Yeni Şafak, Fethullah Gülen'le ilgili şok bir iddiayı belgeler eşliğinde dile getirdi. Buna göre; 1969 yılında Hür ve Kabul Edilmiş Masonlar Locası tarafından üstün hizmetleri karşılığı taltif madalyası ile ödüllendirilen Gülen, 1975'te ise Türkiye Büyük Mason Mahfili'ne gizli yemin töreniyle girmiş. Cenaze namazını kıldırdığı CHP'li Kasım Gülek'in mektubuna göre, 'her Masonun rüyası' olan en büyük madalyaya da ulaşan Gülen'den, locadaki arkadaşları da oldukça memnun. Gülen, dönemin Tenis Eskrim ve Dağcılık Kulübü'ndeki 'kardeşler sofrası'na 'tuz ve ekmek paylaşmak' için muntazaman katılmış. Kamuoyunda şok etkisi yapan habere paralel kesimler tepki gösterdi. Paralel medyada belgelerin sahte olduğu, eskitilmiş kağıtlara sahte şekilde yazıların yazıldığı iddia edildi.

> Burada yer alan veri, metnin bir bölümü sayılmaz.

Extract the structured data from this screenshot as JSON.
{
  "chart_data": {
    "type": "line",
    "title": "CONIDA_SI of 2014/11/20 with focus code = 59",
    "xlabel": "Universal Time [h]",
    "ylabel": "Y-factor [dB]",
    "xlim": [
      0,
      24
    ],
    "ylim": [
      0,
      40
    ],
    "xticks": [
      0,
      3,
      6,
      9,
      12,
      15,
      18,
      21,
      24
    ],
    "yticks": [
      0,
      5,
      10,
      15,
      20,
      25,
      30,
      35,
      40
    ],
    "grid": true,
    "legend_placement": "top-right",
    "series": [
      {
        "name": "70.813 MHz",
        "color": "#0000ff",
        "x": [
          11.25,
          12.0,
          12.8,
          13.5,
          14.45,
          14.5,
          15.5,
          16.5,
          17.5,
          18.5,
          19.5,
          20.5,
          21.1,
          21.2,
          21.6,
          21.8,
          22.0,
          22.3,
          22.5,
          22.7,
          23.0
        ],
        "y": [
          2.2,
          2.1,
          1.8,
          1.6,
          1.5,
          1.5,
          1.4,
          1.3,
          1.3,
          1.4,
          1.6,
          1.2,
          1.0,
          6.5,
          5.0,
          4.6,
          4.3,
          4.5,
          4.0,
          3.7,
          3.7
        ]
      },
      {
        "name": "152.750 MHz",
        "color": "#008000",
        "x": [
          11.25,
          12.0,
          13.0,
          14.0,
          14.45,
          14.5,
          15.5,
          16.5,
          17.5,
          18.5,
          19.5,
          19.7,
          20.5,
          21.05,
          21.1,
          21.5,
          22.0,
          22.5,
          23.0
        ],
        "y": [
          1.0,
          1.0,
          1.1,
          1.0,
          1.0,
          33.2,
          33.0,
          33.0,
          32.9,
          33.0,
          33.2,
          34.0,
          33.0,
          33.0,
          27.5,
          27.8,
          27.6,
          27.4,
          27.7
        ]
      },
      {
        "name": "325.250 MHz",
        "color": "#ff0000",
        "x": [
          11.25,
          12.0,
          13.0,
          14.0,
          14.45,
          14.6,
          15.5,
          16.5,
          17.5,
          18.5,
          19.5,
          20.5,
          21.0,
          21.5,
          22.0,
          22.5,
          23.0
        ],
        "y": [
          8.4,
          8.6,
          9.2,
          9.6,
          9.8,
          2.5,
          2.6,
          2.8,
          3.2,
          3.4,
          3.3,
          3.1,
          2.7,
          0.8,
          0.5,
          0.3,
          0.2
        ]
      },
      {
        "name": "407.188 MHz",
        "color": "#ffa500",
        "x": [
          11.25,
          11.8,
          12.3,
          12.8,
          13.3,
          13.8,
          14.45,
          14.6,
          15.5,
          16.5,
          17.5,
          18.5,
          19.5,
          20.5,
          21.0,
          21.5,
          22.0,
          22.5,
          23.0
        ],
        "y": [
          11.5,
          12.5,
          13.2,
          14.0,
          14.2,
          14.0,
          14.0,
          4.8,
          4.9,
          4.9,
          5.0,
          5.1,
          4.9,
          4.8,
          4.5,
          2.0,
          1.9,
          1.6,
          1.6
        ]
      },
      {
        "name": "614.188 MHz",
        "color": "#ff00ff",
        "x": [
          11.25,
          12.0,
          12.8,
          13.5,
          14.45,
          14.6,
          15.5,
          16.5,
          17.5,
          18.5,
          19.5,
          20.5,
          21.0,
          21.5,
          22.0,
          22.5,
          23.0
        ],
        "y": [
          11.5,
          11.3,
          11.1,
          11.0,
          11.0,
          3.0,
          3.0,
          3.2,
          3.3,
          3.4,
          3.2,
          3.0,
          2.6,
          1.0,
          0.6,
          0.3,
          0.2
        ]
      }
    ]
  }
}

03.04.2015 19:15 Yeni Şafak, Fethullah Gülen’le ilgili gün yüzüne çıkmamış belgelere ulaştı. 1969 yılında Hür ve Kabul Edilmiş Masonlar Locası tarafından üstün hizmetleri karşılığı taltif madalyası ile ödüllendirilen Gülen, 1975’te ise Türkiye Büyük Mason Mahfili’ne gizli yemin töreniyle girmiş. Cenaze namazını kıldırdığı CHP’li Kasım Gülek’in mektubuna göre, ‘her Masonun rüyası’ olan en büyük madalyaya da ulaşan Gülen’den, locadaki arkadaşları da oldukça memnun. Gülen, dönemin Tenis Eskrim ve Dağcılık Kulübü’ndeki ‘kardeşler sofrası’na ‘tuz ve ekmek paylaşmak’ için muntazaman katılmış.
Yeni Şafak, paralel yapının 1 numarası Fethullah Gülen'in şimdiye kadar hiç bilinmeyen ilişkilerini açığa çıkaran tarihi belgelere ulaştı.
Gülen'in daha askerlik döneminde Mason teşkilatları ile bağlantıları, bu bağlantılar üzerinden Moon tarikatı, MOSSAD ve CIA ile irtibatları, gençlik döneminden itibaren bir proje olarak yetiştirilip hazırlanmasına dair çarpıcı bilgi ve belgeler gün yüzüne çıktı.
Gülen'in, kendisini Moon tarikatı ve CIA ile tanıştıran kişi olduğu bilinen eski CHP Genel Sekreteri Kasım Gülek ile temaslarını da ilk kez bu kadar açıklıkla ortaya koyan belgeler Türkiye'yi derinden sarsacak.
Fotoğraf: Kasım Gülek, Fethullah Gülen, Cem Karaca ve Tuncay Güney.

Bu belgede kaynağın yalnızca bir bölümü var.